Ciudad despierta en medio de un paisaje que parece siempre la noche de una inmensa manta de ocres campos inabarcables de Castilla filtrados en vocales calladas, ligeras lloviznas y el frío que baja de la sierra para abrazarle las calles y aceras como piel helada. Madrid que anochece temprano y se duerme despierta y sin aviso por unos segundos a media tarde, el vaho de sus cafeterías, la sonrisa abierta de sus plazas y los párpados de sus balcones con persianas.

Madrid de brazos abiertos en las aguas que la bañan, en los pulmones de sus paseos y el parque como corazón en el centro. La ciudad de museos, bulevares, fachadas viejas y la nervadura de sus subterráneos en colores; la universitaria de bufanda y el funcionario en bicicleta, el lector de las fachadas y la bibliotecaria de mármoles, el catre que cumple cien años y los trenes que no merecen cesar. Las prisas que andan en bicicleta y los ejércitos de perritos falderos, las castañas en las esquinas, las luces por doquier, el callejón de lo que no se dice, la pancarta de lo que se canta a voz en cuello.

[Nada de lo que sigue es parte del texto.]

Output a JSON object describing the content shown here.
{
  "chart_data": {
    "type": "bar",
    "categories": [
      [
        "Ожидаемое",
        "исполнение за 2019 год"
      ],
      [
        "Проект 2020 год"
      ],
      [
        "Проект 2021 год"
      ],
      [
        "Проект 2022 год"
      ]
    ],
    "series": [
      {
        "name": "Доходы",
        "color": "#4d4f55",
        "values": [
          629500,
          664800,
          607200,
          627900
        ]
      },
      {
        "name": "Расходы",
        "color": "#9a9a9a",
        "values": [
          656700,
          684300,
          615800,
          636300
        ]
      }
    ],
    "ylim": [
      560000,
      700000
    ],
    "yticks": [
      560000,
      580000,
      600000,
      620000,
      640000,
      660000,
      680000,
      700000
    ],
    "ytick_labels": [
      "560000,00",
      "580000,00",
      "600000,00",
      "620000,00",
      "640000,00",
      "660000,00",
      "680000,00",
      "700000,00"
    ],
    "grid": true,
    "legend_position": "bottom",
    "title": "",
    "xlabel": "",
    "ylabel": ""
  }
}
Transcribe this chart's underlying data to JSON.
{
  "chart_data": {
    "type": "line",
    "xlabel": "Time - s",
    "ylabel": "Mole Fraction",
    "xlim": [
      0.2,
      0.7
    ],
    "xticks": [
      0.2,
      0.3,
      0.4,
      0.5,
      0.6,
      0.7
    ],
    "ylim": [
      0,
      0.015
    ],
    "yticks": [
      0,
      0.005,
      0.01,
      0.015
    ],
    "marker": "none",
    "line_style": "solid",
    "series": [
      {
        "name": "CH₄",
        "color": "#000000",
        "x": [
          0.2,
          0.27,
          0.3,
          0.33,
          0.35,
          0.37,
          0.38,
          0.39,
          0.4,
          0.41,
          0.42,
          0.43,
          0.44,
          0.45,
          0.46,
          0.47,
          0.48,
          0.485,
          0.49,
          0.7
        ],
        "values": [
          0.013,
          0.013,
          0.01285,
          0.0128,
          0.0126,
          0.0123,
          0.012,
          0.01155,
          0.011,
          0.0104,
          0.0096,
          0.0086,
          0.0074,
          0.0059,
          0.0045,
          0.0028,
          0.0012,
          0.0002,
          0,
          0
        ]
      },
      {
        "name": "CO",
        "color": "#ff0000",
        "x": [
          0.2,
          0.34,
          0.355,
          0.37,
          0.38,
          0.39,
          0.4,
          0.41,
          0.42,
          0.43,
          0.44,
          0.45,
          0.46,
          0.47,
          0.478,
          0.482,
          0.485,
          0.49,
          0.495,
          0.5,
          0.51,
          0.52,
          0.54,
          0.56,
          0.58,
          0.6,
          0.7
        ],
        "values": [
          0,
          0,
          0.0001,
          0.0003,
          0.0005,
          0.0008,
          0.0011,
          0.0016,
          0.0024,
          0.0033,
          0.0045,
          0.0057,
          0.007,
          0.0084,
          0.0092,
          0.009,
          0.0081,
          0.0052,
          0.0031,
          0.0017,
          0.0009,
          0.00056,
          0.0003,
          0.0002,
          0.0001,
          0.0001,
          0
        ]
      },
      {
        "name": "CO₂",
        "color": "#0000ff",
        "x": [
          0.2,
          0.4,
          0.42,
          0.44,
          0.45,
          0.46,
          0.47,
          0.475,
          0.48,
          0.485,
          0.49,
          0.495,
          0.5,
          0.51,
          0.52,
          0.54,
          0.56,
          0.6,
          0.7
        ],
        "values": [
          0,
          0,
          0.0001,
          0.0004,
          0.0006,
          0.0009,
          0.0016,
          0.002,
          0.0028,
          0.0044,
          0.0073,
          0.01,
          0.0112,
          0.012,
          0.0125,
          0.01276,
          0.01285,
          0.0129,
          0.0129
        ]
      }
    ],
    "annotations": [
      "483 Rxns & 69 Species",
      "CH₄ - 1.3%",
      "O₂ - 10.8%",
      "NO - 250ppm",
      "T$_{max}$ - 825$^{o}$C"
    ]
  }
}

Aquí los libros que hablan de Madrid de lejos, las páginas de sus pretéritos y las ganas de llorar. La calle que llevaba tranvías y los fantasmas de otra Navidad. El lector de sus entrañas y los habitantes de sus círculos concéntricos, los colores de sus nubes y los retratos al carbón, las cuestas y recovecos, la piedra intacta de los siglos y el sabor de las violetas como secreto de cada paladar… Porque Madrid se extraña tan fácilmente que al menos se intenta deletrear.